Le lettere erano “esattamente ciò che temevamo sarebbe accaduto se avessimo conferito poteri esecutivi a una commissione politica: usare la minaccia dei poteri di cui dispone per far sì che le piattaforme facciano cose che non sono effettivamente obbligate a fare”, ha commentato su Wired Jen Penfrat, analista del think tank sui diritti digitali EDRi di Bruxelles.
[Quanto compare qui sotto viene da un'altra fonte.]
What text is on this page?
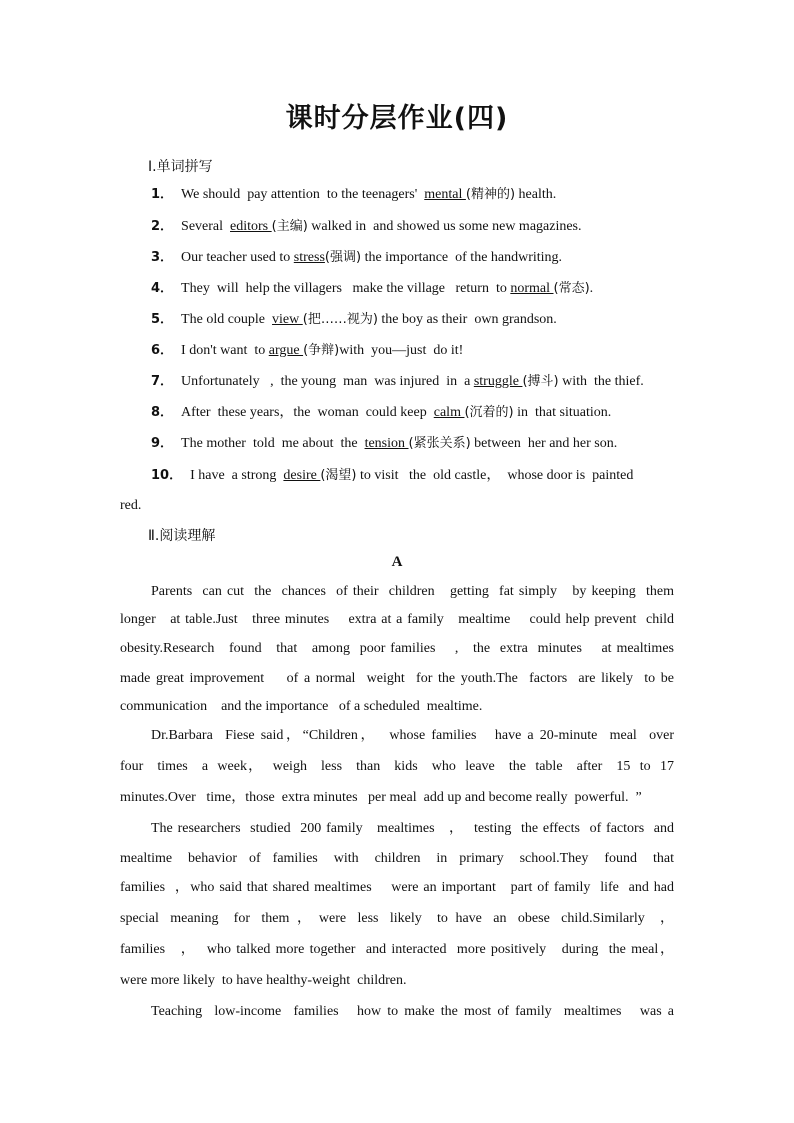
课时分层作业(四)
Ⅰ.单词拼写
1． We should  pay attention  to the teenagers'  mental (精神的) health.
2． Several  editors (主编) walked in  and showed us some new magazines.
3． Our teacher used to stress(强调) the importance  of the handwriting.
4． They  will  help the villagers   make the village   return  to normal (常态).
5． The old couple  view (把……视为) the boy as their  own grandson.
6． I don't want  to argue (争辩)with  you—just  do it!
7． Unfortunately   ,  the young  man  was injured  in  a struggle (搏斗) with  the thief.
8． After  these years，the  woman  could keep  calm (沉着的) in  that situation.
9． The mother  told  me about  the  tension (紧张关系) between  her and her son.
10． I have  a strong  desire (渴望) to visit   the  old castle，  whose door is  painted
red.
Ⅱ.阅读理解
A
Parents  can cut  the  chances  of their  children   getting  fat simply   by keeping  them
longer   at table.Just   three minutes    extra at a family   mealtime    could help prevent  child
obesity.Research   found   that   among  poor families    ,   the  extra  minutes    at mealtimes
made great improvement    of a normal  weight  for the youth.The  factors  are likely  to be
communication    and the importance   of a scheduled  mealtime.
Dr.Barbara  Fiese said，“Children，  whose families   have a 20‐minute  meal  over
four   times   a  week，  weigh   less   than   kids   who  leave   the  table   after   15  to  17
minutes.Over   time，those  extra minutes   per meal  add up and become really  powerful.  ”
The researchers  studied  200 family   mealtimes   ，  testing  the effects  of factors  and
mealtime    behavior   of   families    with    children    in   primary    school.They    found    that
families  ，who said that shared mealtimes    were an important   part of family  life  and had
special   meaning    for   them  ，  were   less   likely    to  have   an   obese   child.Similarly    ，
families   ，  who talked more together  and interacted  more positively   during  the meal，
were more likely  to have healthy‐weight  children.
Teaching  low‐income  families   how to make the most of family  mealtimes   was a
Nella sua lettera a Musk, Breton ha affermato che ci sono state “indicazioni” di “contenuti illegali e disinformazione” diffusi sulla piattaforma, sostenendo che su X circolavano contenuti “potenzialmente” illegali “nonostante le segnalazioni delle autorità competenti”. Da parte sua, Musk ha risposto per le rime:
“Mi spieghi di quali violazioni sta parlando, si vous plais”. Lesa maestà: Breton ha detto non solo che Musk deve “mantenere la parola”, ma ha addirittura replicato nel dettaglio all’imprenditore sudafricano non su X, ma sul social BlueSky, concorrente di X.
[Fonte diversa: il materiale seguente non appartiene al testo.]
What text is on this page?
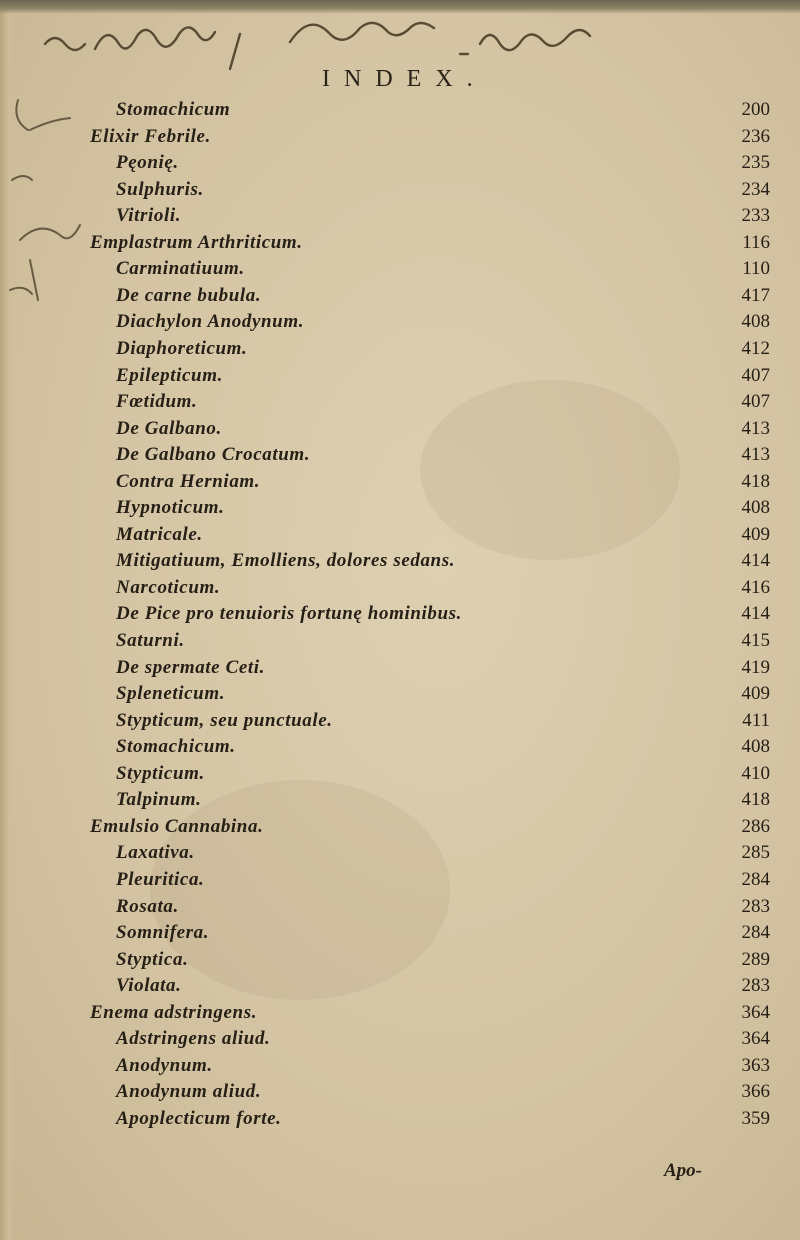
INDEX.
Stomachicum	200
Elixir Febrile.	236
Pęonię.	235
Sulphuris.	234
Vitrioli.	233
Emplastrum Arthriticum.	116
Carminatiuum.	110
De carne bubula.	417
Diachylon Anodynum.	408
Diaphoreticum.	412
Epilepticum.	407
Fœtidum.	407
De Galbano.	413
De Galbano Crocatum.	413
Contra Herniam.	418
Hypnoticum.	408
Matricale.	409
Mitigatiuum, Emolliens, dolores sedans.	414
Narcoticum.	416
De Pice pro tenuioris fortunę hominibus.	414
Saturni.	415
De spermate Ceti.	419
Spleneticum.	409
Stypticum, seu punctuale.	411
Stomachicum.	408
Stypticum.	410
Talpinum.	418
Emulsio Cannabina.	286
Laxativa.	285
Pleuritica.	284
Rosata.	283
Somnifera.	284
Styptica.	289
Violata.	283
Enema adstringens.	364
Adstringens aliud.	364
Anodynum.	363
Anodynum aliud.	366
Apoplecticum forte.	359
Apo-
Più che un colpo basso, sembra un colpo di pubblicità: Breton sembra fare di tutto per alimentare il dubbio che stia usando le nuove leggi, e la pubblicità che le circonda, per amplificare il proprio prestigio politico. È interessante notare che, sebbene la questione fosse considerata abbastanza urgente da richiedere risposte entro 24 ore, la commissione ha scelto di inviare le tre lettere in giorni consecutivi separati, generando cicli di notizie nuove ad ogni turno. Se la crisi è così grave, non sarebbe stato prudente che la commissione inviasse immediatamente tutte le lettere? Non solo.
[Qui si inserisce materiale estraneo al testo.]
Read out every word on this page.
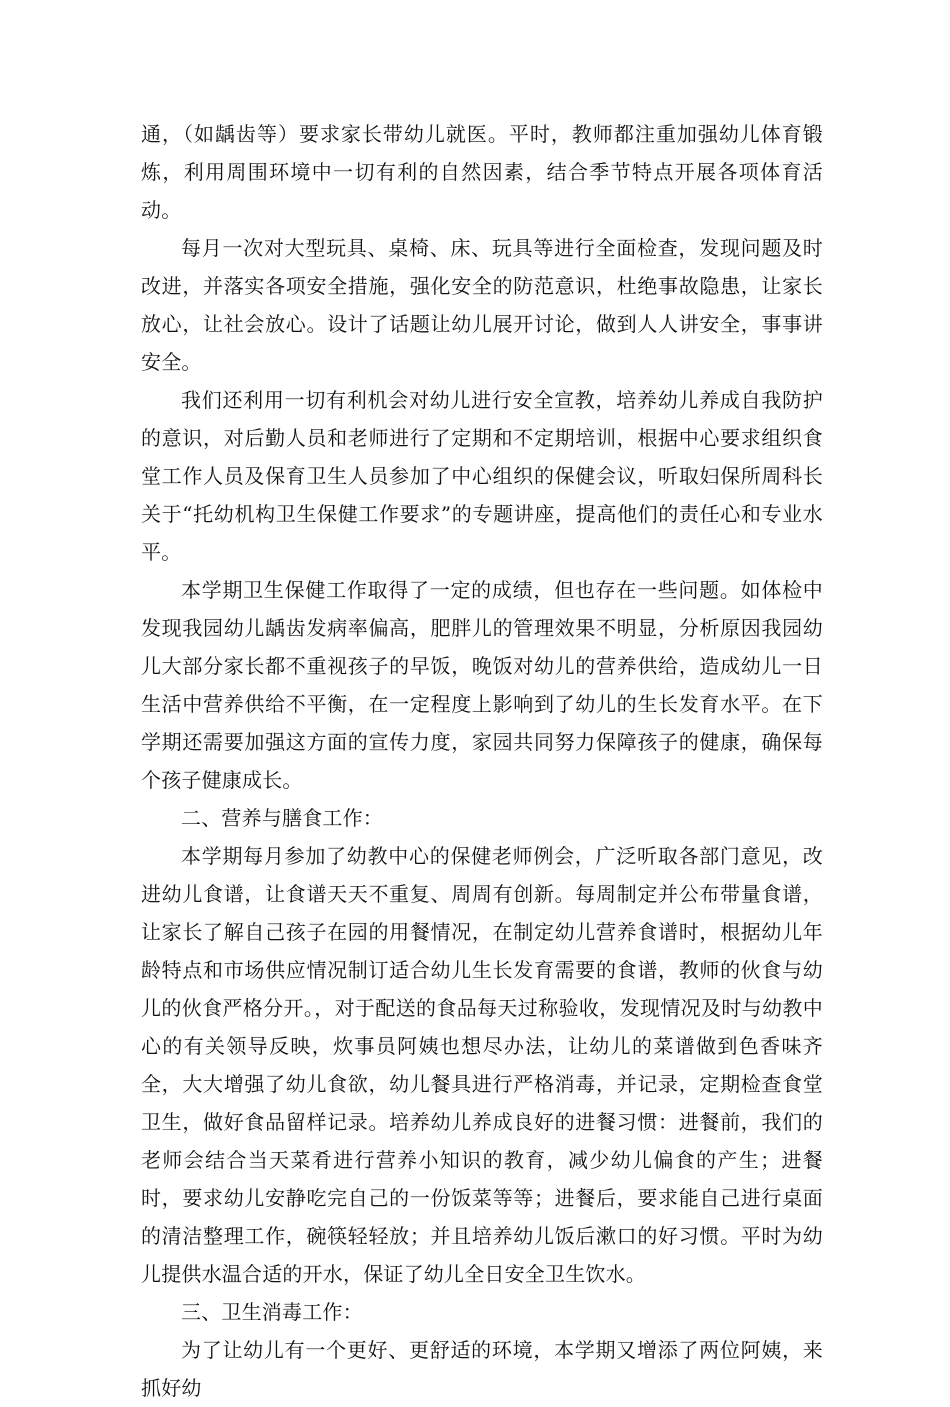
通，（如龋齿等）要求家长带幼儿就医。平时，教师都注重加强幼儿体育锻炼，利用周围环境中一切有利的自然因素，结合季节特点开展各项体育活动。

每月一次对大型玩具、桌椅、床、玩具等进行全面检查，发现问题及时改进，并落实各项安全措施，强化安全的防范意识，杜绝事故隐患，让家长放心，让社会放心。设计了话题让幼儿展开讨论，做到人人讲安全，事事讲安全。

我们还利用一切有利机会对幼儿进行安全宣教，培养幼儿养成自我防护的意识，对后勤人员和老师进行了定期和不定期培训，根据中心要求组织食堂工作人员及保育卫生人员参加了中心组织的保健会议，听取妇保所周科长关于“托幼机构卫生保健工作要求”的专题讲座，提高他们的责任心和专业水平。

本学期卫生保健工作取得了一定的成绩，但也存在一些问题。如体检中发现我园幼儿龋齿发病率偏高，肥胖儿的管理效果不明显，分析原因我园幼儿大部分家长都不重视孩子的早饭，晚饭对幼儿的营养供给，造成幼儿一日生活中营养供给不平衡，在一定程度上影响到了幼儿的生长发育水平。在下学期还需要加强这方面的宣传力度，家园共同努力保障孩子的健康，确保每个孩子健康成长。

二、营养与膳食工作：

本学期每月参加了幼教中心的保健老师例会，广泛听取各部门意见，改进幼儿食谱，让食谱天天不重复、周周有创新。每周制定并公布带量食谱，让家长了解自己孩子在园的用餐情况，在制定幼儿营养食谱时，根据幼儿年龄特点和市场供应情况制订适合幼儿生长发育需要的食谱，教师的伙食与幼儿的伙食严格分开。，对于配送的食品每天过称验收，发现情况及时与幼教中心的有关领导反映，炊事员阿姨也想尽办法，让幼儿的菜谱做到色香味齐全，大大增强了幼儿食欲，幼儿餐具进行严格消毒，并记录，定期检查食堂卫生，做好食品留样记录。培养幼儿养成良好的进餐习惯：进餐前，我们的老师会结合当天菜肴进行营养小知识的教育，减少幼儿偏食的产生；进餐时，要求幼儿安静吃完自己的一份饭菜等等；进餐后，要求能自己进行桌面的清洁整理工作，碗筷轻轻放；并且培养幼儿饭后漱口的好习惯。平时为幼儿提供水温合适的开水，保证了幼儿全日安全卫生饮水。

三、卫生消毒工作：

为了让幼儿有一个更好、更舒适的环境，本学期又增添了两位阿姨，来抓好幼
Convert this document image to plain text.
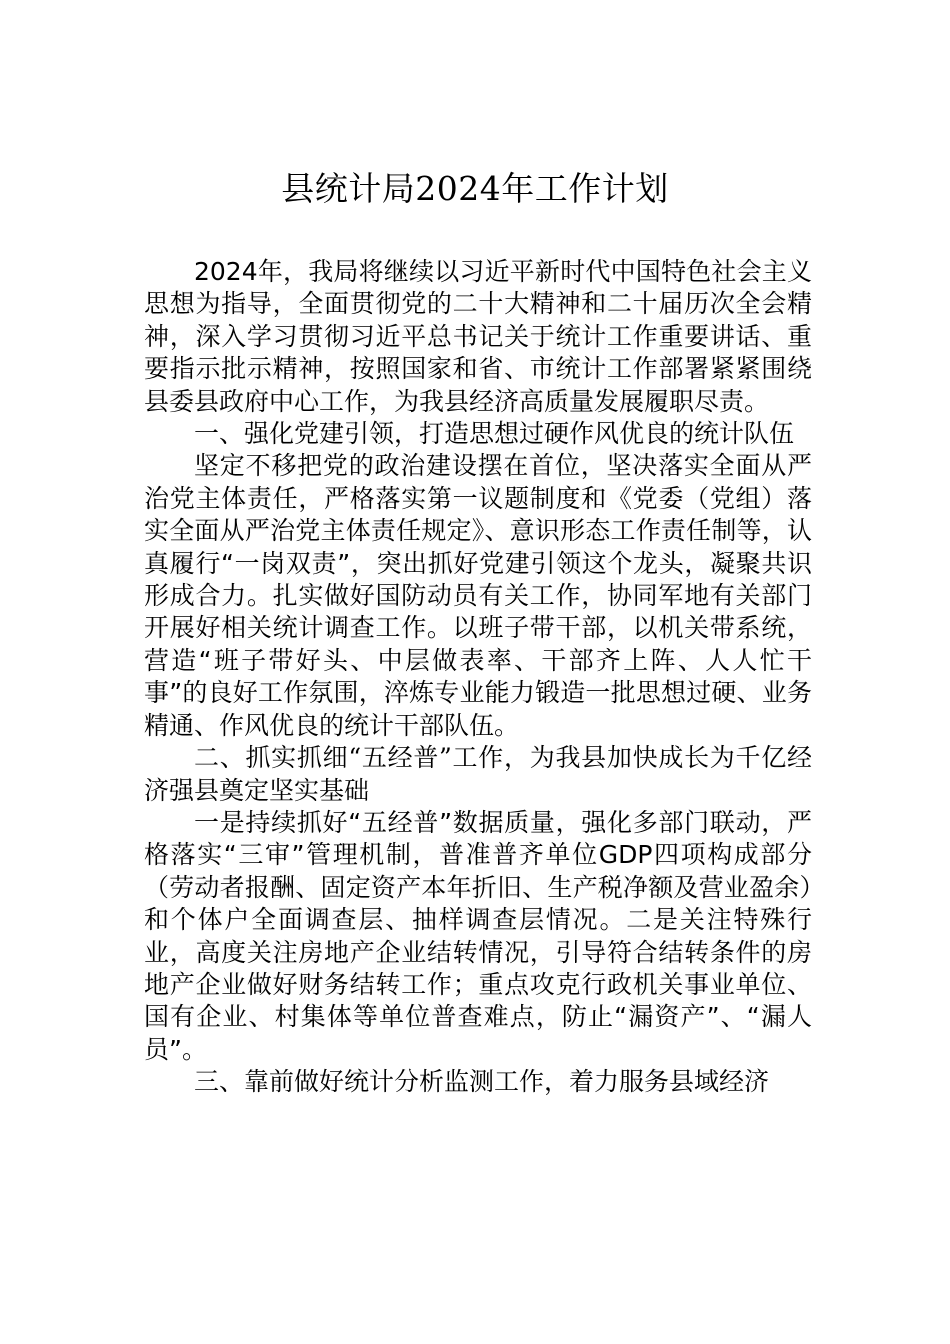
县统计局2024年工作计划

2024年，我局将继续以习近平新时代中国特色社会主义思想为指导，全面贯彻党的二十大精神和二十届历次全会精神，深入学习贯彻习近平总书记关于统计工作重要讲话、重要指示批示精神，按照国家和省、市统计工作部署紧紧围绕县委县政府中心工作，为我县经济高质量发展履职尽责。

一、强化党建引领，打造思想过硬作风优良的统计队伍

坚定不移把党的政治建设摆在首位，坚决落实全面从严治党主体责任，严格落实第一议题制度和《党委（党组）落实全面从严治党主体责任规定》、意识形态工作责任制等，认真履行“一岗双责”，突出抓好党建引领这个龙头，凝聚共识形成合力。扎实做好国防动员有关工作，协同军地有关部门开展好相关统计调查工作。以班子带干部，以机关带系统，营造“班子带好头、中层做表率、干部齐上阵、人人忙干事”的良好工作氛围，淬炼专业能力锻造一批思想过硬、业务精通、作风优良的统计干部队伍。

二、抓实抓细“五经普”工作，为我县加快成长为千亿经济强县奠定坚实基础

一是持续抓好“五经普”数据质量，强化多部门联动，严格落实“三审”管理机制，普准普齐单位GDP四项构成部分（劳动者报酬、固定资产本年折旧、生产税净额及营业盈余）和个体户全面调查层、抽样调查层情况。二是关注特殊行业，高度关注房地产企业结转情况，引导符合结转条件的房地产企业做好财务结转工作；重点攻克行政机关事业单位、国有企业、村集体等单位普查难点，防止“漏资产”、“漏人员”。

三、靠前做好统计分析监测工作，着力服务县域经济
Se il problema di Breton sono le fake news dal Medio Oriente e la propaganda di Hamas sui social, non si spiega perché il Commissario europeo non abbia chiamato in causa anche Telegram, l’app su cui gran parte del materiale della guerra tra Israele e Hamas viene prima pubblicato e poi diffuso altrove. Insondabilmente, Telegram – certo, meno che un nome familiare – non è stata designata dalla commissione come una delle piattaforme online molto grandi ai sensi del DSA, ed è quindi apparentemente fuori dai guai. In retrospettiva, è quanto meno sconcertante. Infine, non è assolutamente chiaro quali siano
le “autorità competenti”, come ha scritto Breton nella sua lettera, ad aver lanciato l’allarme sulla manipolazione informativa dei social network. Secondo Digital Act, infatti, la principale fonte di vigilanza sugi abusi delle aziende hi-tech è la Europol, il braccio investigativo delle forze dell’ordine dell’Ue, che nel 2015 ha creato la sua Internet Referral Unit appositamente per svolgere questo compito di presidio e polizia digitale. Ma nella sua risposta alla lettera di Breton, l’amministratore delegato di X Linda Yaccarino ha affermato che la società non ha ricevuto alcuna segnalazione dall’IRU relativa alla guerra Israele-Hamas.
Alcune ore dopo aver ricevuto la risposta di X alla sua lettera, la commissione ha annunciato di aver presentato una nuova, lunga lista di richieste e spiegazioni al social di Elon Musk, a cui ha dato una settimana per rispondere. Ancora una volta, sembra una pretesa fatta apposta solo per conquistare le prime pagine dei giornali.
Prima dell’adozione del digital service act, , i gruppi per i diritti digitali avevano avvertito che rischiava di avere un effetto dissuasivo sulle piattaforme online: denunce ambigue sulla “disinformazione”, senza un’adeguata trasparenza su chi sta facendo le affermazioni e su cosa è in questione, rischiano solo di mettere il bavaglio ai social network non sulla propaganda terroristica, ma su ogni tematica controversa e su questioni valide e legittime. Le esternazioni Breton sembrano dar ragione a questi timori: chi mal comincia è già a metà dell’opera.